鉄砲水と土石流の被災地で、家屋内の生存者や犠牲者を捜索するネパール警察と武装警察隊(APF)の隊員たち(ネパール・ヌワコット郡ベトラワティ、2026年9月6日撮影) © ロイター/アフロ

 さらに、注目されているのは、習近平政権肝煎りの巨大水利プロジェクト、ヤルツァンポ川のダム建設プロジェクトだ。三峡ダムを超える世界最大規模の水力発電施設をヒマラヤの氷河を源流とする大河に建設する壮大な計画で、2025年7月に工事がスタートした。

 このダム建設が氷河やその周辺の安定に影響を与えているのか、あるいは今回の氷河土石流と何らかの因果関係があるのかは、現時点では分からない。専門家による今後の検証を待つ必要がある。習近平政権はこのほかにも、チベット地域でダムや国道、トンネルなどの交通インフラ、軍事施設の建設、鉱山開発を進めている。

 こうした開発と今回の災害との科学的な因果関係が証明されているわけではない。

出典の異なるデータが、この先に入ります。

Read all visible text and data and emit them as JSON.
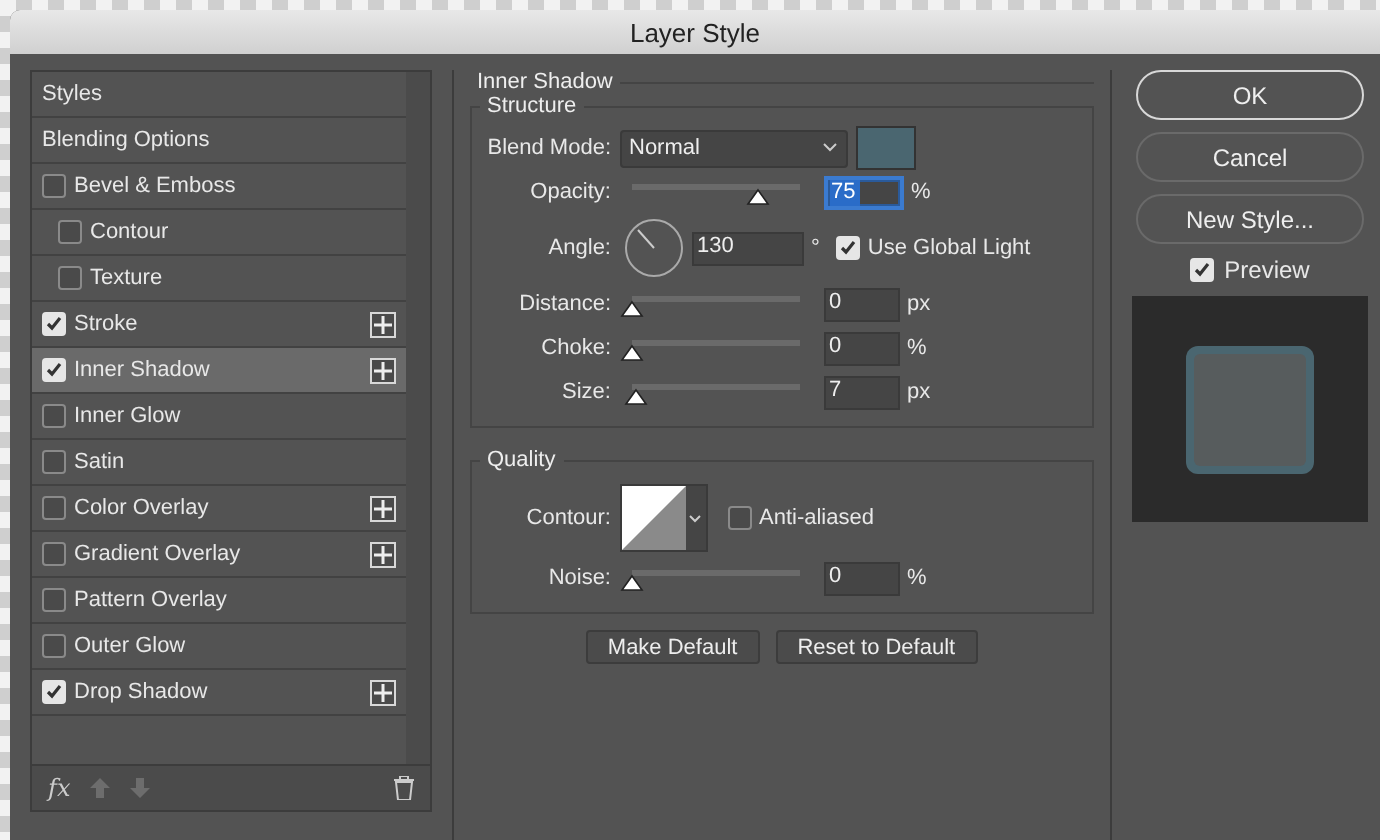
{
  "window": {
    "title": "Layer Style"
  },
  "styles": [
    {
      "label": "Styles",
      "kind": "header",
      "selected": false
    },
    {
      "label": "Blending Options",
      "kind": "header",
      "selected": false
    },
    {
      "label": "Bevel & Emboss",
      "kind": "option",
      "checked": false,
      "selected": false,
      "addable": false,
      "children": [
        {
          "label": "Contour",
          "kind": "option",
          "checked": false,
          "selected": false,
          "addable": false
        },
        {
          "label": "Texture",
          "kind": "option",
          "checked": false,
          "selected": false,
          "addable": false
        }
      ]
    },
    {
      "label": "Stroke",
      "kind": "option",
      "checked": true,
      "selected": false,
      "addable": true
    },
    {
      "label": "Inner Shadow",
      "kind": "option",
      "checked": true,
      "selected": true,
      "addable": true
    },
    {
      "label": "Inner Glow",
      "kind": "option",
      "checked": false,
      "selected": false,
      "addable": false
    },
    {
      "label": "Satin",
      "kind": "option",
      "checked": false,
      "selected": false,
      "addable": false
    },
    {
      "label": "Color Overlay",
      "kind": "option",
      "checked": false,
      "selected": false,
      "addable": true
    },
    {
      "label": "Gradient Overlay",
      "kind": "option",
      "checked": false,
      "selected": false,
      "addable": true
    },
    {
      "label": "Pattern Overlay",
      "kind": "option",
      "checked": false,
      "selected": false,
      "addable": false
    },
    {
      "label": "Outer Glow",
      "kind": "option",
      "checked": false,
      "selected": false,
      "addable": false
    },
    {
      "label": "Drop Shadow",
      "kind": "option",
      "checked": true,
      "selected": false,
      "addable": true
    }
  ],
  "panel": {
    "title": "Inner Shadow",
    "structure": {
      "title": "Structure",
      "rows": [
        {
          "kind": "select",
          "label": "Blend Mode:",
          "value": "Normal"
        },
        {
          "kind": "slider",
          "label": "Opacity:",
          "level": 0.75,
          "value": "75",
          "unit": "%",
          "focused": true
        },
        {
          "kind": "angle",
          "label": "Angle:",
          "value": "130",
          "unit": "°",
          "checkbox": {
            "label": "Use Global Light",
            "checked": true
          }
        },
        {
          "kind": "slider",
          "label": "Distance:",
          "level": 0,
          "value": "0",
          "unit": "px",
          "focused": false
        },
        {
          "kind": "slider",
          "label": "Choke:",
          "level": 0,
          "value": "0",
          "unit": "%",
          "focused": false
        },
        {
          "kind": "slider",
          "label": "Size:",
          "level": 0.03,
          "value": "7",
          "unit": "px",
          "focused": false
        }
      ]
    },
    "quality": {
      "title": "Quality",
      "rows": [
        {
          "kind": "contour",
          "label": "Contour:",
          "checkbox": {
            "label": "Anti-aliased",
            "checked": false
          }
        },
        {
          "kind": "slider",
          "label": "Noise:",
          "level": 0,
          "value": "0",
          "unit": "%",
          "focused": false
        }
      ]
    },
    "buttons": [
      "Make Default",
      "Reset to Default"
    ]
  },
  "effects_button": "fx",
  "actions": [
    {
      "label": "OK",
      "default": true
    },
    {
      "label": "Cancel",
      "default": false
    },
    {
      "label": "New Style...",
      "default": false
    }
  ],
  "preview": {
    "label": "Preview",
    "checked": true
  }
}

だが、自然への畏怖や敬意を欠いた開発や、チベットの宗教や人々の尊厳を脅かす統制が続く光景を目の当たりにすれば、それが「神の山・ヒマラヤの怒り」を招いたのではないか、と考える人がいても不思議ではなかろう。

中国・キドン周辺の上空写真(2020年1月28日撮影) © Earth Science and Remote Sensing Unit, NASA Johnson Space Center /wikimediacommons

 では、習近平政権がこの「ヒマラヤの怒り」にひるみ、一帯一路による開発のあり方を見直す可能性はあるだろうか。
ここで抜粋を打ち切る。